En efecto, la Bolsa de Valparaiso, la primera que inicia actividades en el pais, potenciara no solo la riqueza local sino que, de la mano con la industria, incrementara la fe ciega en el progreso que trae la tecnica y el capitalismo posterior a la revolucion industrial, como lo sostiene en sus Valparaiso Songs de 1913 Henry Edward Swinglehurst, que arribo a Valparaiso en 1880 como comerciante, llegando a ser un acaudalado filantropo y mecenas de pintores y poetas. Expresa en "Spes et lux nostra", titulo suficientemente decidor de uno de sus poemas (Swinglehurst 130): "Soy un Matterist. La materia es la electricidad. La electricidad es la Materia. Dios es la Electricidad" (11). El sujeto de sus poemas, condensado en la denominacion de "El poeta imperial" (?el propio Swinglehurst? (12)), representa esa figura foranea que arrastra hasta esta parte del mundo la logica capitalista. En un texto titulado "Jottings" expresa a manera de aforismos ideas como: "No es el dinero que usted tiene, lo que le hace rico, sino el empleo que usted le da", y tambien: "Un caballero lleva sus calidades a su negocio, y lo dignifica" (Swinglehurst 160) (13). Su conviccion recae en las potencialidades del individualismo, "El socialismo es una fuerza: el Estado sin embargo no puede hacer todo, y la mayor altura del Estado siempre sera esa donde la individualidad tiene el juego mas libre" (Swinglehurst 161) (14) y deposita sus convicciones en el capitalismo, confiando que "el mundo pagara bien a un buen capitalista", guardando en consideracion que "no todo capitalista es ladron, asi como no todo hombre de trabajo es honesto". Se desprende tambien de los textos de Swinglehurst que la cultura debe ser una especie de filtro o prisma tecnico por el que atraviesa la naturaleza, que de esta forma se ve conquistada por el arte. Asi lo expresa en una breve prose titulada Culture:

El arte es lo mejor de la Naturaleza, modificada por lo mejor del Arte. (...) la Cultura no es el privilegio del rico, sino mas bien de todo el que trabaja: de los que la buscan temprano por la manana, antes que comiencen a ganarse el pan, y en el reposo de la tarde, cuando su jornada ha terminado. (...) la Cultura es alegria: es paz, pero sobre todo, esto es la forma mas alta de conquista, la conquista de Mi mismo (Swinglehurst 61) (15).

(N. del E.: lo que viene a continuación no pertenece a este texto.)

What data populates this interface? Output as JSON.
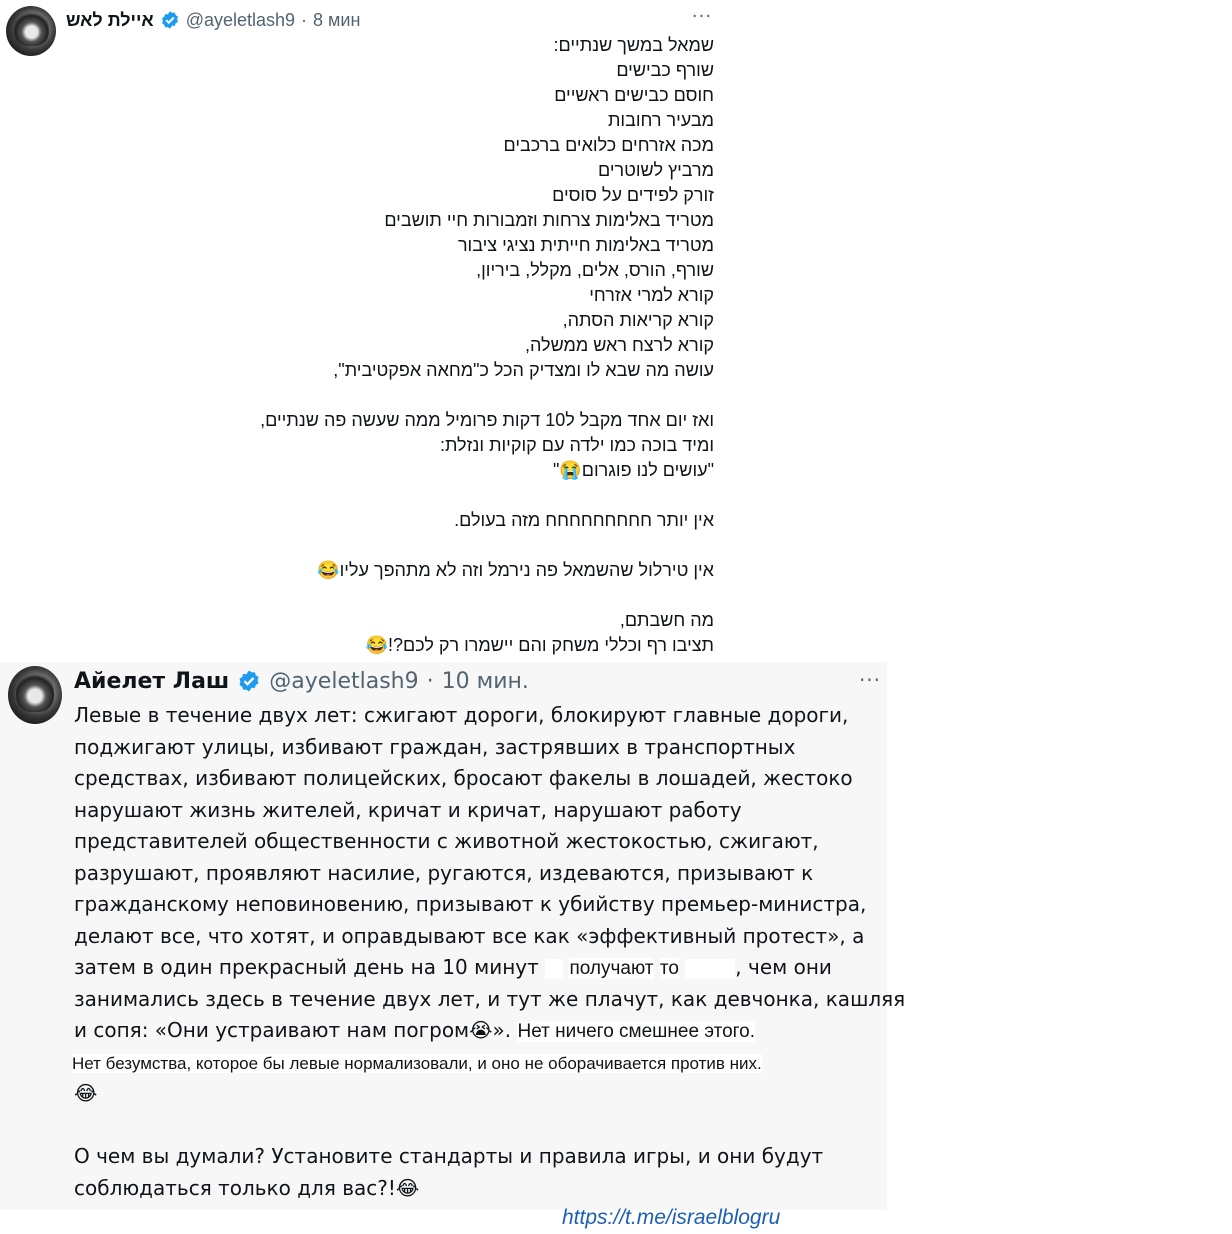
{
  "hebrew_tweet": {
    "name": "איילת לאש",
    "handle": "@ayeletlash9",
    "separator": "·",
    "time": "8 мин",
    "more": "···",
    "lines": [
      "שמאל במשך שנתיים:",
      "שורף כבישים",
      "חוסם כבישים ראשיים",
      "מבעיר רחובות",
      "מכה אזרחים כלואים ברכבים",
      "מרביץ לשוטרים",
      "זורק לפידים על סוסים",
      "מטריד באלימות צרחות וזמבורות חיי תושבים",
      "מטריד באלימות חייתית נציגי ציבור",
      "שורף, הורס, אלים, מקלל, ביריון,",
      "קורא למרי אזרחי",
      "קורא קריאות הסתה,",
      "קורא לרצח ראש ממשלה,",
      "עושה מה שבא לו ומצדיק הכל כ\"מחאה אפקטיבית\",",
      "",
      "ואז יום אחד מקבל ל10 דקות פרומיל ממה שעשה פה שנתיים,",
      "ומיד בוכה כמו ילדה עם קוקיות ונזלת:",
      "\"עושים לנו פוגרום😭\"",
      "",
      "אין יותר חחחחחחחחח מזה בעולם.",
      "",
      "אין טירלול שהשמאל פה נירמל וזה לא מתהפך עליו😂",
      "",
      "מה חשבתם,",
      "תציבו רף וכללי משחק והם יישמרו רק לכם?!😂"
    ]
  },
  "russian_tweet": {
    "name": "Айелет Лаш",
    "handle": "@ayeletlash9",
    "separator": "·",
    "time": "10 мин.",
    "more": "···",
    "lines": [
      "Левые в течение двух лет: сжигают дороги, блокируют главные дороги,",
      "поджигают улицы, избивают граждан, застрявших в транспортных",
      "средствах, избивают полицейских, бросают факелы в лошадей, жестоко",
      "нарушают жизнь жителей, кричат и кричат, нарушают работу",
      "представителей общественности с животной жестокостью, сжигают,",
      "разрушают, проявляют насилие, ругаются, издеваются, призывают к",
      "гражданскому неповиновению, призывают к убийству премьер-министра,",
      "делают все, что хотят, и оправдывают все как «эффективный протест», а"
    ],
    "line9_start": "затем в один прекрасный день на 10 минут",
    "line9_patch_a": "получают",
    "line9_patch_b": "то",
    "line9_end": ", чем они",
    "line10": "занимались здесь в течение двух лет, и тут же плачут, как девчонка, кашляя",
    "line11_start": "и сопя: «Они устраивают нам погром",
    "line11_emoji": "😭",
    "line11_mid": "».",
    "line11_patch": "Нет ничего смешнее этого.",
    "line12_patch": "Нет безумства, которое бы левые нормализовали, и оно не оборачивается против них.",
    "line13_emoji": "😂",
    "line14": "О чем вы думали? Установите стандарты и правила игры, и они будут",
    "line15_text": "соблюдаться только для вас?!",
    "line15_emoji": "😂"
  },
  "footer": {
    "link": "https://t.me/israelblogru"
  },
  "colors": {
    "text": "#0f1419",
    "secondary": "#536471",
    "verified": "#1d9bf0",
    "ru_background": "#f7f7f7",
    "link": "#1a5fb4"
  }
}
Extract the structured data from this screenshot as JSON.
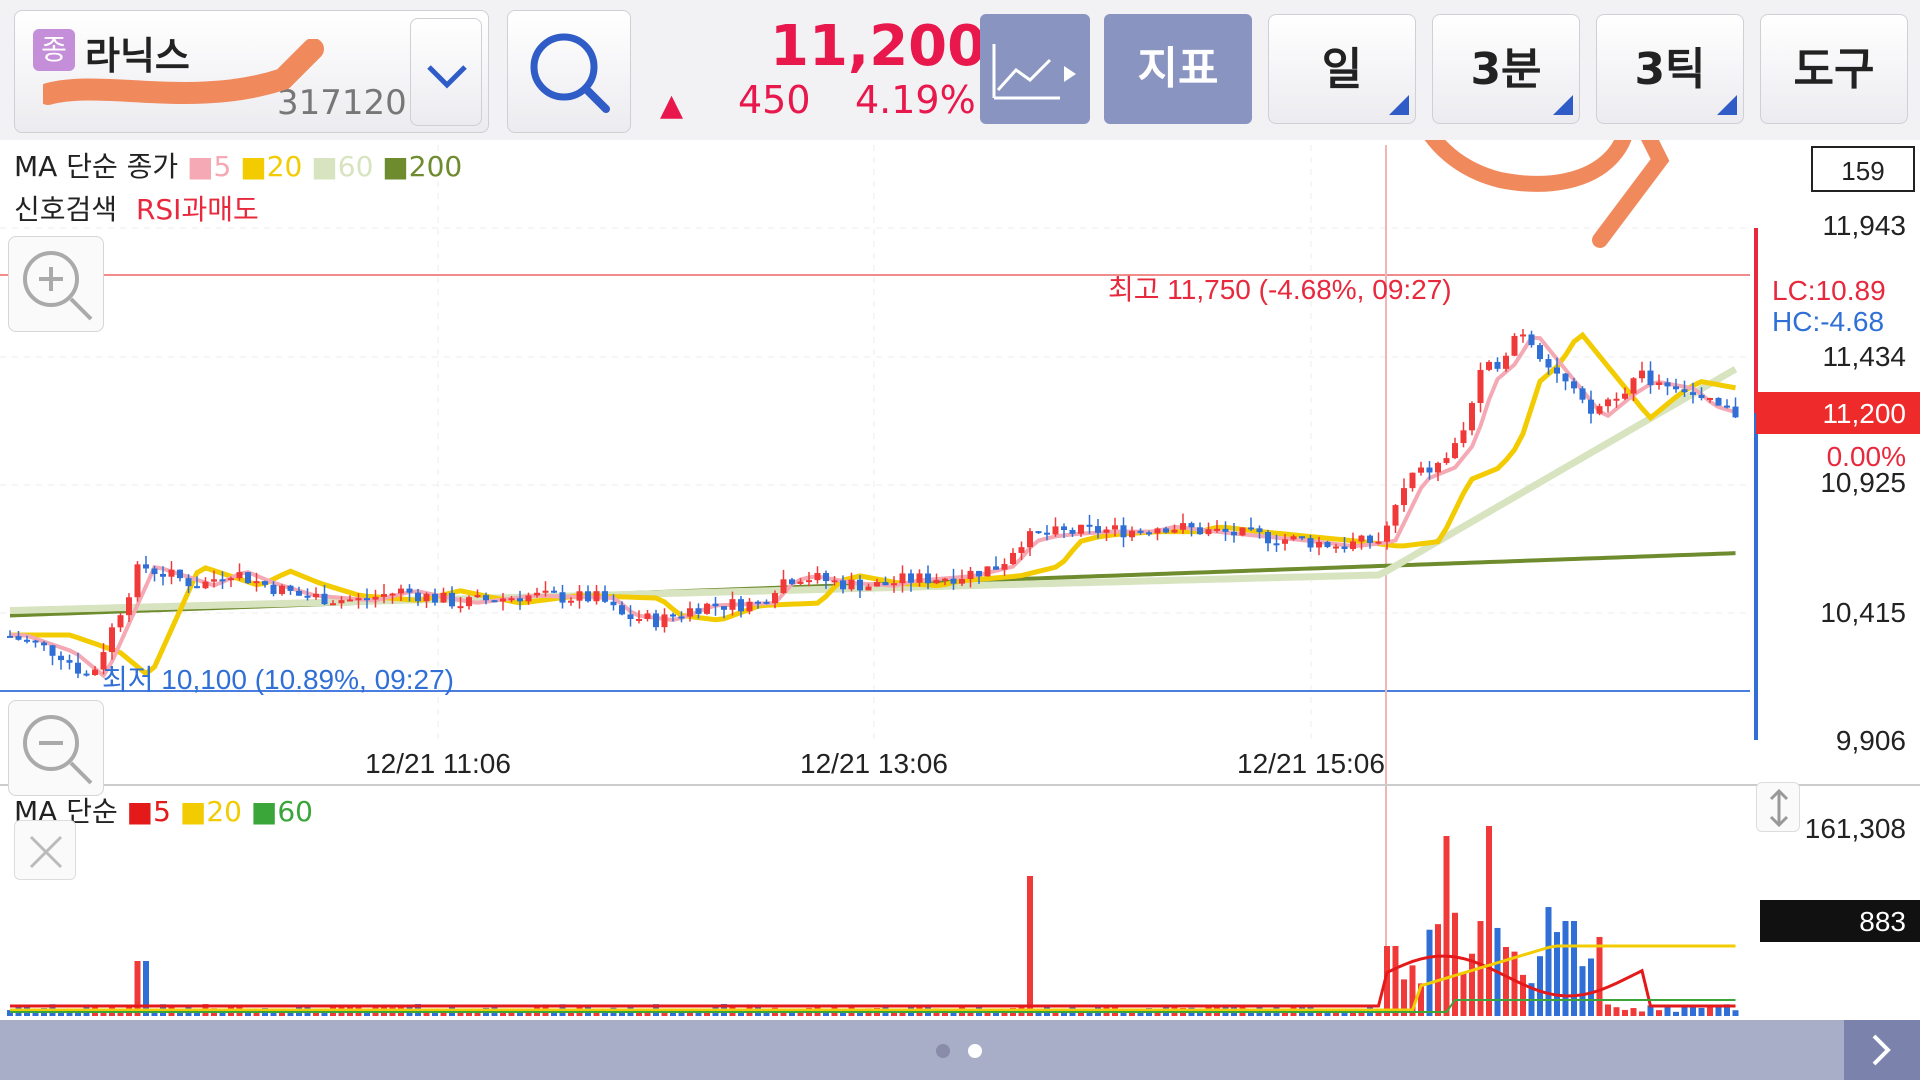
{
  "header": {
    "stock_badge": "종",
    "stock_name": "라닉스",
    "stock_code": "317120",
    "price": "11,200",
    "change_arrow": "▲",
    "change": "450",
    "change_pct": "4.19%",
    "indicator_label": "지표",
    "period_day": "일",
    "period_min": "3분",
    "period_tick": "3틱",
    "tools_label": "도구"
  },
  "price_panel": {
    "ma_label": "MA 단순 종가",
    "ma_periods": [
      "5",
      "20",
      "60",
      "200"
    ],
    "signal_label": "신호검색",
    "signal_value": "RSI과매도",
    "high_label": "최고 11,750 (-4.68%, 09:27)",
    "low_label": "최저 10,100 (10.89%, 09:27)",
    "count_box": "159",
    "lc_label": "LC:10.89",
    "hc_label": "HC:-4.68",
    "current_price_box": "11,200",
    "current_pct": "0.00%",
    "y_ticks": [
      "11,943",
      "11,434",
      "10,925",
      "10,415",
      "9,906"
    ],
    "x_ticks": [
      "12/21 11:06",
      "12/21 13:06",
      "12/21 15:06"
    ]
  },
  "volume_panel": {
    "ma_label": "MA 단순",
    "ma_periods": [
      "5",
      "20",
      "60"
    ],
    "max_label": "161,308",
    "current_box": "883"
  },
  "colors": {
    "up": "#f03a3a",
    "down": "#2f6fd6",
    "ma5_price": "#f4a9b4",
    "ma20_price": "#f2cc00",
    "ma60_price": "#d7e4bf",
    "ma200_price": "#6e8b2e",
    "ma5_vol": "#e41a1a",
    "ma20_vol": "#f2cc00",
    "ma60_vol": "#3aa63a"
  },
  "chart_data": {
    "type": "candlestick",
    "price_range": [
      9906,
      11943
    ],
    "high": 11750,
    "low": 10100,
    "last": 11200
  }
}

Como se aprecia, la idea de cultura de Swinglehurst es la posibilidad filantropica de armonia, concepcion nacida de la segunda Revolucion industrial, y que se corresponde con la idea burguesa de la cultura y el arte, en un intento por orientarlos hacia la sociedad de consumo. "La burguesia [sostiene Kusch (69)] crea museos, salas de concierto, o habla de eternidad o de universalidad sencillamente para ratificar que arte es materia de consumo y no de creacion". Pero precisamente de esta posicion burguesa armonizadora y universalista sobre la cultura y el arte nace la crisis cultural (16), debido a que la cultura, sobre todo en el continente americano, que arrastra consigo un proceso colonial, no puede entenderse como una armonia de elementos, ni menos como una sumatoria o acumulacion de obras dispuestas para el consumo, sino en su funcion en tanto estrategia resolutiva de un problema vital de la comunidad fisica y simbolica que entendemos por lo local. Sin embargo, no puede obliterarse del todo la posicion sostenida por Swinglehurst y otros mecenas y filantropos portenos decimononicos. La instalacion burguesa de salas, museos, certamenes y circulos literarios cumplio la funcion de legitimar, en tanto practicas y discursos, el movimiento artistico en general, que comenzaba a situarse en la nueva coyuntura social que empujaba a los artistas hacia la profesionalizacion. De hecho, es el prometeismo filantropico instituido el que permite sostener la estadia de Ruben Dario en Valparaiso y la publicacion de Azul en 1888. Mas aun, aportara el sustrato institucional de una cultura armonica en la conflictiva renovacion de las artes y las letras en el espacio americano, que traera el modernismo dariano desplegando otros mitemas del imaginario prometeico.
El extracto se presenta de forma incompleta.